Thu Sep 26, 2013 5:27am EDT
* Bold step of euro zone budget surveillance by Brussels
* Countries, commission likely to clash over new rules
* Reforms just one step on painful road to integration
By Robin Emmott
BRUSSELS, Sept 26 (Reuters) - Four months ago, President Francois Hollande warned Brussels not to tell France how to run its finances. In a few weeks' time, the European Commission will do exactly that as a new era of rigid fiscal surveillance begins in Europe.
In one of the most far-reaching responses to the region's debt crisis, the Commission, the EU's executive, will now run the rule over the budget plans of the 17 euro zone countries before they are fully digested by national parliaments.
The aim is to raise a red flag before it is too late and prevent a repeat of the turmoil of the past four years, which began because countries were living far beyond their means.
The Commission, which acts as a civil service for the EU, will have the right to send back any budget plans it thinks do not make the grade. Countries can ignore its advice, but face tough, rapidly imposed fines if they stray out of line.
The rules underscore just how far power over budget policy has shifted from capitals to Brussels and marks a fundamental change in the way the currency area is run, with a sizeable amount of sovereignty being surrendered - perhaps more than many governments realised at the time.

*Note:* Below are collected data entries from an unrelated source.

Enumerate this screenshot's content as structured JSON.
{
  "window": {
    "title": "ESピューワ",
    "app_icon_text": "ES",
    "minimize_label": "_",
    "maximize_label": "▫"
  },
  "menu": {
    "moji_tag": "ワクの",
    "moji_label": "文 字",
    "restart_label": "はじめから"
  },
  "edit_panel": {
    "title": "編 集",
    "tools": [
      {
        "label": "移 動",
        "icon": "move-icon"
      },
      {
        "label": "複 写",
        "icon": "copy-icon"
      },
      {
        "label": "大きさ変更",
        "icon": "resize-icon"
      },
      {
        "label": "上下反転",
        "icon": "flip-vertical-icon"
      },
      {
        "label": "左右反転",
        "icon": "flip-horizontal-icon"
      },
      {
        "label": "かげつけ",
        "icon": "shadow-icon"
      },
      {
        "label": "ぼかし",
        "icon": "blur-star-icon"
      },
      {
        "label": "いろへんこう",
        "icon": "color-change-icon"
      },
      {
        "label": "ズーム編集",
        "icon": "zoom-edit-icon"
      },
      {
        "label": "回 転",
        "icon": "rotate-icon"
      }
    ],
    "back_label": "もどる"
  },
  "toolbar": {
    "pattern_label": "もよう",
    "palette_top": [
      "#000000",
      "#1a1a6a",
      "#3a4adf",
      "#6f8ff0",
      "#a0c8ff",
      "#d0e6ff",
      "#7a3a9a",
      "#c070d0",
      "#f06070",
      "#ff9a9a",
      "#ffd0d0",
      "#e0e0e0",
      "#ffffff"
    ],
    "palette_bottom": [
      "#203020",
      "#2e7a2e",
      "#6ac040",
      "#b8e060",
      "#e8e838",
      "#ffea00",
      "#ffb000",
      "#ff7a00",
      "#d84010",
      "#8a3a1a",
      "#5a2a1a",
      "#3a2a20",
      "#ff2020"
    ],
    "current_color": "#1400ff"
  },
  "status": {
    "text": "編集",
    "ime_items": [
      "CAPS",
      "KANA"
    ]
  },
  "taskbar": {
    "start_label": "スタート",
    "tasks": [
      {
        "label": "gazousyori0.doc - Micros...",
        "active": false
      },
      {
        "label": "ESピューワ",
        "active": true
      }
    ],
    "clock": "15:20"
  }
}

If it works, it may launch the euro zone towards a single finance ministry handling taxation and bond issuance - a once unthinkable scenario that the crisis pushed leaders to consider.
"In the euro zone, whatever one country does affects everyone else," said Pablo Zalba, a Spanish lawmaker in the European Parliament, which this year approved the Commission's monitoring powers, known in EU jargon as the Two-Pack.
"We cannot make the same mistakes again," said Zalba.
The International Monetary Fund, which has played a central role in euro zone bailouts, backed the idea of a fiscal union in a new report this week, seeing it as a way to underpin an emerging single banking framework for the currency bloc.
The United States faced a similar dilemma more than 200 years ago when its original confederation of 13 states found they faced financial ruin until they agreed an effective, central government with a wide range of enforceable powers.
NO DIKTATS FOR FRANCE
Under the new rules, countries must submit their draft 2014 budgets to the Commission by Oct. 15. They are then scrutinized for any shortcomings, whether they be unrealistic revenue projections, insufficient spending cuts or base financing that relies more on creativity than reality.
They also face peer pressure to behave. Euro zone finance ministers will hold a special meeting on Nov. 22 to coordinate fiscal policy and ensure everyone is meeting agreed targets.
"We are embarking on a new era of economic governance in which the euro zone's credibility will be at stake," said a senior euro zone official who will attend the meeting.
What's more, the rules are only one piece of a complex jigsaw of budgetary surveillance, which extends to the European statistics agency Eurostat and the powers it has to search governments suspected of massaging their accounts.
Another set of six rules that became EU law in Dec. 2011 - dubbed the Six-Pack - gave the Commission powers to review EU national economies more thoroughly and penalise rule-breakers.
Governments have also signed up to a fiscal pact that imposes quasi-automatic sanctions on countries that breach deficit limits and enshrines balanced budget rules in law.
It all adds up to a new world order, but one that runs the risk of putting errant countries at odds with the Commission and testing whether governments can submit to a higher authority.
Few EU officials need to be reminded of the 2005 debacle in which France and Germany pressured the EU to relax budget deficit rules, sowing the seeds for Greece's spending explosion.
In 2009, a new Greek government revealed the country's deficit would be an alarming 12.5 percent of economic output, not the 3.7 percent originally foreseen.
That restatement not only forced Athens into a bailout but called into question the euro's foundations as a currency area with no strictly enforced rules on how to handle spending.
CANDY MACHINE
EU officials concede they are worried about whether big euro zone countries will follow the Commission's advice.
"The Commission and governments are going to clash," said Carsten Brzeski, a euro zone economist at ING. "Integration means that someone else can tell you what to do."
With concern growing that France is running off-track, the Commission has told Paris to cut spending and reform its pension system in return for a two-year reprieve on budget deficit cuts.
President Hollande angered Germany in late May by declaring: "the European Commission cannot dictate what we should do."
But his finance minister, Pierre Moscovici, will meet EU Economic and Monetary Affairs Commissioner Olli Rehn on Thursday to convince Brussels that France is playing by the rules.
A next step could be a system of binding contracts between the Commission and euro zone countries that set deadlines to deliver budgetary and economic reforms in return for money.
Those funds would come from a central pot created by euro zone states that would be separate from the European Union's current budget and which some officials have dubbed a "candy machine", with rewards dispensed for good behaviour.
While that might seem ambitious, it may not be bold enough.
"Fiscal coordination is not fiscal union. Reaching it will be a very long and painful process," said Zsolt Darvas at Bruegel, a think-tank providing input to EU policymaking.